Meadowhall Shopping Centre has made great strides to raise much-needed funds for its charity of the year St Luke’s Hospice, after staff completed a gruelling 90 mile walk along the full length of Hadrian’s Wall, with Lauren Callaghan a commercialisation executive at the centre resorting to walking the final 20 miles in her flip-flops.
The 15-strong group, including staff from St Luke’s, set off en-masse and took four days of steady marching to complete; starting in Bowness on Solway on the west coast to Wallsend on the east.
The team has already raised more than £8,000 with more expected in donations over the coming days which could top the £10,000 mark.
Darren Pearce, Meadowhall Centre Director, said “It was quite a gruelling four day’s of hiking but the breath-taking scenery helped us along the way. We are delighted with the amount raised so far and well worth a few blisters and aching muscles!”
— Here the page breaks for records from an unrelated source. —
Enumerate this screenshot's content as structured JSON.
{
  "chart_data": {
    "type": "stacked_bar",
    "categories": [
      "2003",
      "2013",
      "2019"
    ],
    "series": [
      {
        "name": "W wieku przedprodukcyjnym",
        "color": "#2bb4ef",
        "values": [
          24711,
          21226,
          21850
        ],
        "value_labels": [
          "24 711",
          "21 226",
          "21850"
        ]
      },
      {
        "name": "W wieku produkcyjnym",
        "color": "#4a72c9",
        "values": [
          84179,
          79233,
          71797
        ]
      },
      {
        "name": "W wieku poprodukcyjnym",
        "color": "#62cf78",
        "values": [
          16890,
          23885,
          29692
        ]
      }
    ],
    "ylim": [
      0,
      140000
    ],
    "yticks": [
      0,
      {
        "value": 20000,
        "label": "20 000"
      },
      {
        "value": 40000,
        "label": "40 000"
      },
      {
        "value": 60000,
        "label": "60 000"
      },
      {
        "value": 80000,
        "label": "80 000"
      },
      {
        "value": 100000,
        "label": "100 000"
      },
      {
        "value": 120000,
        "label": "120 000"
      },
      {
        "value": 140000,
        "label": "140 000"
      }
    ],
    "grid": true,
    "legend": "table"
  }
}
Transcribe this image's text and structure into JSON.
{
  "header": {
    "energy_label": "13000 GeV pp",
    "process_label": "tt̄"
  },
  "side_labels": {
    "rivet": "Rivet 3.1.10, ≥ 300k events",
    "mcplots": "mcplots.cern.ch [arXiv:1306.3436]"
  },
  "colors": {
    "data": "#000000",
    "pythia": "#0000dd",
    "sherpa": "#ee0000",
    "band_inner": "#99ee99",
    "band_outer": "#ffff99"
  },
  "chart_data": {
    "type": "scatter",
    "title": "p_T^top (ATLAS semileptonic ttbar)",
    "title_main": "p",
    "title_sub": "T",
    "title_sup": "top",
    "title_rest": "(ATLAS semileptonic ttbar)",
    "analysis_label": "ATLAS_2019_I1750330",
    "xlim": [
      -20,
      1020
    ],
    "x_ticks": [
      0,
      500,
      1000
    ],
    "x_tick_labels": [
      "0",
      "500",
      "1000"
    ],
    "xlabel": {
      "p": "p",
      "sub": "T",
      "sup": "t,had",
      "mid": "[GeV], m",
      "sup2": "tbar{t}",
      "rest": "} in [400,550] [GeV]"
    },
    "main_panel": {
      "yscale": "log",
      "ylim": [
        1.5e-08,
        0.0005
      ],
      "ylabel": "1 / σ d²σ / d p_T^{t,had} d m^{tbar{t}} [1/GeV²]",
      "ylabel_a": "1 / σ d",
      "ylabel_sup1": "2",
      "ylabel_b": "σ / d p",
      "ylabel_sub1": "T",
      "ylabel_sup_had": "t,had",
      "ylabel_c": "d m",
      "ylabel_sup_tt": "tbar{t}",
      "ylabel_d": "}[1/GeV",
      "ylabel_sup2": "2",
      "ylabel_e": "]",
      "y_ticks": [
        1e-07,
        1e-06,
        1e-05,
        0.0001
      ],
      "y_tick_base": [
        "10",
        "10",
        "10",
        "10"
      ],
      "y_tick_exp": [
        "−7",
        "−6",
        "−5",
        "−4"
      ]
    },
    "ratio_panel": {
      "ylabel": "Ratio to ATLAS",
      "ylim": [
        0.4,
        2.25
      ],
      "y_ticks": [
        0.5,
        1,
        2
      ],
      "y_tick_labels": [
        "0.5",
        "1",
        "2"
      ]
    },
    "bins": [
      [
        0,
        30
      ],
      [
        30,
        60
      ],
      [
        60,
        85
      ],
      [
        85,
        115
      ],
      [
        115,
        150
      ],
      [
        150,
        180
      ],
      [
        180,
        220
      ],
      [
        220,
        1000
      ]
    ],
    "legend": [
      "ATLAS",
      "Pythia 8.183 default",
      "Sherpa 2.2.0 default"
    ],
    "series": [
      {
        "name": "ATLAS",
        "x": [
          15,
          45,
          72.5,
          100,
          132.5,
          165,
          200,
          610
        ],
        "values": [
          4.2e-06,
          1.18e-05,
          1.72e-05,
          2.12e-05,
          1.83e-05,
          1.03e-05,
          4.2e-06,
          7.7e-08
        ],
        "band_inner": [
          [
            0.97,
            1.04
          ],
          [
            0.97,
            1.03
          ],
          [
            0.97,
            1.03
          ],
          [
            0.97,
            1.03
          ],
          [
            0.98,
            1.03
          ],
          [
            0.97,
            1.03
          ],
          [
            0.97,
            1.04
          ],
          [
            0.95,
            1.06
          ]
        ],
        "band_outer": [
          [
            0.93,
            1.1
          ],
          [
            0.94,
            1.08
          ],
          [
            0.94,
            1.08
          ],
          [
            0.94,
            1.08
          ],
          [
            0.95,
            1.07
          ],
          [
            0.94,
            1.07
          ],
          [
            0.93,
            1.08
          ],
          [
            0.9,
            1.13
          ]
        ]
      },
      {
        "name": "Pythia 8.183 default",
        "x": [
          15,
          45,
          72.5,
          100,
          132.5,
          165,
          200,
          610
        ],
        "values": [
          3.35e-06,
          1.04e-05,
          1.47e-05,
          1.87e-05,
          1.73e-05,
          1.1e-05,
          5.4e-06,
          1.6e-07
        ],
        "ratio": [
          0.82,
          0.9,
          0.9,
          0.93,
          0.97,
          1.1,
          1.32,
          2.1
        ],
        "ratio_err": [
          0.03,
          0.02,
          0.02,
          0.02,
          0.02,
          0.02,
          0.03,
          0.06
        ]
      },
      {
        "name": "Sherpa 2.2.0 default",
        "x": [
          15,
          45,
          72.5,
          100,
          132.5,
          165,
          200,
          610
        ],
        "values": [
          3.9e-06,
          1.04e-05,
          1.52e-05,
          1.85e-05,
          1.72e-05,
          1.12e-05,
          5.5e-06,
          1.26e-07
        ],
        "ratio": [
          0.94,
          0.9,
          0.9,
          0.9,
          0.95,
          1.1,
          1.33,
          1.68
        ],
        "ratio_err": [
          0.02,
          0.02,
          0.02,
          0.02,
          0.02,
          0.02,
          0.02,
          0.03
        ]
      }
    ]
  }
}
As well as St Luke’s staff Jack Kidder and Greg Van Heeswijk taking part, the thoughtful charity made sure there were encouraging parcels waiting for the group after each arduous day – blisters packs on Day One; energy boosting flapjack from the St Luke’s catering team on Day Two; Ear Plugs for a good night’s sleep on Day Three and then a rallying video message on Day Four.
Peter Hartland, Chief Executive for the Hospice, said: “We are absolutely delighted that the hike was a success. We would like to thank the group from Meadowhall for the dedication and commitment to St Luke’s by taking part in such a gruelling challenge, and raising such a fantastic amount of money.”
St Luke’s Hospice is Meadowhall’s charity of the year and cares for people throughout Sheffield who have incurable illnesses. The charity aims to control patients’ symptoms, alleviate pain, and give them the best possible quality of life.
The charity hike is just one of several fund-raising activities taking place throughout 2015 – a special year for Meadowhall as it celebrates its 25th anniversary of opening, on September 4.
Hadrian’s Wall was built by the Romans in the 2nd century AD, taking six years to build. Its purpose was to mark the northern extent of the Roman Empire, which then covered much of Europe. The Romans also built 16 forts along the length of the wall, the remains of which can also be seen today.